In questo senso, sembrano in dubbio anche Svezia e Finlandia, che intanto saltano le gare di Davos e Dresda di coppa del Mondo. Da valutare il comportamento della Russia che avrebbe sperato in un Tour de ski concentrato in val di Fiemme. Insomma, il quadro in generale non è banale e questo potrebbe portare anche ripercussioni a livello di sponsor e diritti televisivi. Riflessioni dopo che l'anno scorso (prima del brusco stop per la prima ondata di Covid-19) proprio i Mondiali di biathlon in Alto Adige avevano creato più di qualche problema a livello di contagi e avevano sviluppato diversi focolai in Europa.

 

Le gare in Trentino sono comunque un'operazione di rilievo, poter organizzare una tappa iridata sulla pista la "VolatA" è pur sempre un traguardo importante e fonte di visibilità, intervenire per risolvere un problema è un investimento anche per il futuro, un credito da poter spendere con Fis per le stagioni a venire. Anche se attualmente i ritorni di questa azione non sembrano garantiti, proprio a causa dell'emergenza Covid-19.

 

Sembra esserci una spaccatura negli sport invernali, un periodo particolarmente convulso tra crisi organizzative e caos calendari per il coronavirus. Le gare sono state annullate a Yanqing per le misure di prevenzione e cautela del governo di Pechino. Il 27 e 28 febbraio appaiono ancora piuttosto lontani, ma la Cina non ha voluto rinunciare in anticipo alla quarantena obbligatoria di 14 giorni prevista per i partecipanti alla manifestazione. Questi stessi motivi hanno portato a riprogrammare anche le tappe di snowboard e freestyle. Nei fatti il paese orientale è uscito dagli schemi anche per l'inverno 2021. 

 

La coppa del mondo significa anche festa e tutte quelle attività collaterali che portano divertimento, aggregazione e assembramenti.

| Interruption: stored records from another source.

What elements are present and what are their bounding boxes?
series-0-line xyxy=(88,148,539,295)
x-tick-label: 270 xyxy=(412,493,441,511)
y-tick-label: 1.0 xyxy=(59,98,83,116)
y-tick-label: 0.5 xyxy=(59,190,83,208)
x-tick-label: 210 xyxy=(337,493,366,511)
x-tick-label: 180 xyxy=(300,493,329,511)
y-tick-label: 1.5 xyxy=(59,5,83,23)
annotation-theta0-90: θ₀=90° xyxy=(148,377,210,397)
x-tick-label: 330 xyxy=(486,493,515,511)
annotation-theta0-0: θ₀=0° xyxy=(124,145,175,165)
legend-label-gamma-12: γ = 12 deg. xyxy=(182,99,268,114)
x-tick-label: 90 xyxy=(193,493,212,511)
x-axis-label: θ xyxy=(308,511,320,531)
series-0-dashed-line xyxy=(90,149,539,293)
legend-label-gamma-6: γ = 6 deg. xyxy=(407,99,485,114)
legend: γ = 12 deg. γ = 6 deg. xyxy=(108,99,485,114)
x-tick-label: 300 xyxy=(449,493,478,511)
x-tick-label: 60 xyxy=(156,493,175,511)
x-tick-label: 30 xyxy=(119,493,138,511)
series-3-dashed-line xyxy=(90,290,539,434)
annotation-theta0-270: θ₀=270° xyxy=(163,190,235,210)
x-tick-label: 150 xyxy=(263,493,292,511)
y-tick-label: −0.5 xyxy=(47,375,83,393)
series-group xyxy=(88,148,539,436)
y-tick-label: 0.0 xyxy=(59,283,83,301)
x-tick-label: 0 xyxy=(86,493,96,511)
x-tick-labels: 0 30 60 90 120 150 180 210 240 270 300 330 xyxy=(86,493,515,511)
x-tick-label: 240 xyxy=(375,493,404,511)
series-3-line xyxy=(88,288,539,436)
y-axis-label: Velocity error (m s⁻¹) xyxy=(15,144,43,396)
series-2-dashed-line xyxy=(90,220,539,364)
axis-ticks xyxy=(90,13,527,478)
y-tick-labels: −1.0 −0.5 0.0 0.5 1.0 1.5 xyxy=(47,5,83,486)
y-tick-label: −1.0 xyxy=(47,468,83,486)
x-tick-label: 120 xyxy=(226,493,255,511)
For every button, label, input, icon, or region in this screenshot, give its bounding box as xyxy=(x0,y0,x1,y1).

Ma le gare sono a porte chiuse, come quella della 3-Tre di Madonna di Campiglio (22 dicembre), per cercare di evitare focolai e annullamenti. La prima tappa italiana in agenda è quella di venerdì 18 dicembre con il superG in val Gardena e la discesa il giorno successivo. 

 

Attualmente, l’unica gara che, con le limitazioni del caso, dovrebbe prevedere degli spettatori sono i Mondiali di Cortina in calendario dal 7 al 21 febbraio 2021. Difficile delineare le regole impartite dalle autorità italiane per fronteggiare l'epidemia tra due mesi e mezzo, ma è altrettanto difficile prevedere un drastico allentamento delle limitazioni. Le gare potrebbero perdere una cornice importante, l'indotto parte del giro economico. C'è la visibilità televisiva, anche se questo sport sembra aver perso un po' di smalto dei tempi migliori.

 

Resta da valutare il costo dell'operazione che ha portato all'assegnazione al Trentino di queste tappe, anche alla luce delle attuali difficoltà economiche causate da Covid-19 ma le cifre potrebbero essere anche abbastanza abbordabili viste le condizioni nelle quali ci si è mossi e si è intervenuti per "soccorrere" la Fis.